Updated June 15, 2012 at 1:15 a.m.
Bethany Hamilton made a big splash during her first visit to Victoria.
The professional surfer was attacked by a 14-foot tiger shark while surfing near Hawaiian shores when she was 13. She lost 60 percent of her blood, endured several surgeries and lost her left arm.
Instead of shying away from the water, Hamilton went with the waves and got back on the board three weeks after her accident.
"Surfing with one arm is the new normal for me," she said. "I'm like a mermaid. I just go in the water and do my thing."
And for Ella Jeson, having one hand is all she knows. She lost her right hand after an IV cut off her circulation when she was just one week old.
"We were very saddened and scared for her," said Aaron Jeson, Ella's father.
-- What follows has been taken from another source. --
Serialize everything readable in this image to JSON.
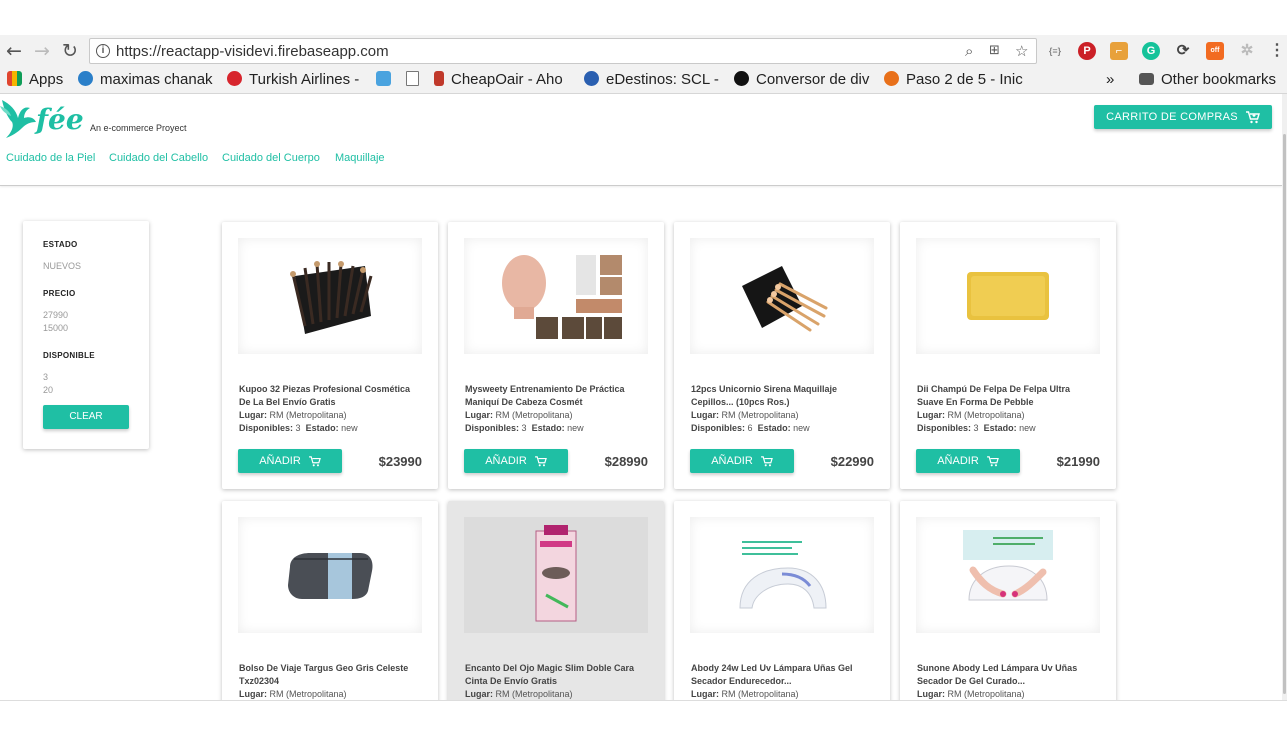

The family enlisted the help of loved ones to pray for their first born.
Christy Jeson, Ella's mother, said her only daughter was born beating the odds. She was born three months premature and weighed 14 ounces.
Now the 3-year-old miracle child loves to laugh, watch "Dora the Explorer" and jump on trampolines.
"This is the life she's adapted to so well. She does things in her own way," said Jeson.
Hamilton, a 22-year-old Kauai, Hawaii-native, went on to win her first national surfing title in 2005. Her inspirational story touched lives around the world.
She wrote an autobiography titled "Soul Surfer" in 2004 that was later turned into a major motion picture seven years later.
The professional surfer has been featured in programs such as the "The Oprah Winfrey Show," "Good Morning America," and "20/20." Her faith gives her strength to endure.
"God has taken my life as a way to reach the youth, but not just youth, old people too," she said jokingly.
Hamilton traveled throughout the Crossroads all day Thursday.
She dedicated a home in the morning, answered questions during a Victoria Country Club luncheon and later gave a special presentation at Faith Family Church.
Board members from the Golden Crescent Habitat for Humanity worked for months to get the Soul Surfer to the area because her story of determination applies to the people the organization helps.
"Our families face challenges every day to pursue their dreams of home ownership. Every time she (Hamilton) gets on that surfboard, she's pursuing her dream." said Cynthia Staley, Golden Crescent Habitat for Humanity's executive director.
The champion boarder has been without a left arm for nine years and doesn't use a prosthetic. "This is my new normal," she said.
The Jesons were moved by Hamilton's story. Little Ella may be too young to fully appreciate the experience, but her mother said she will make sure her daughter knew it happened.
"I took lots of pictures and will tell her all about it," said Christy Jeson.
The Jesons had a chance to meet the ESPY Best Comeback Athlete. Jeson wanted to know how to protect her daughter from stares and reactions.
"You can't stop what other people do," Hamilton responded. "She (Ella) has to love herself."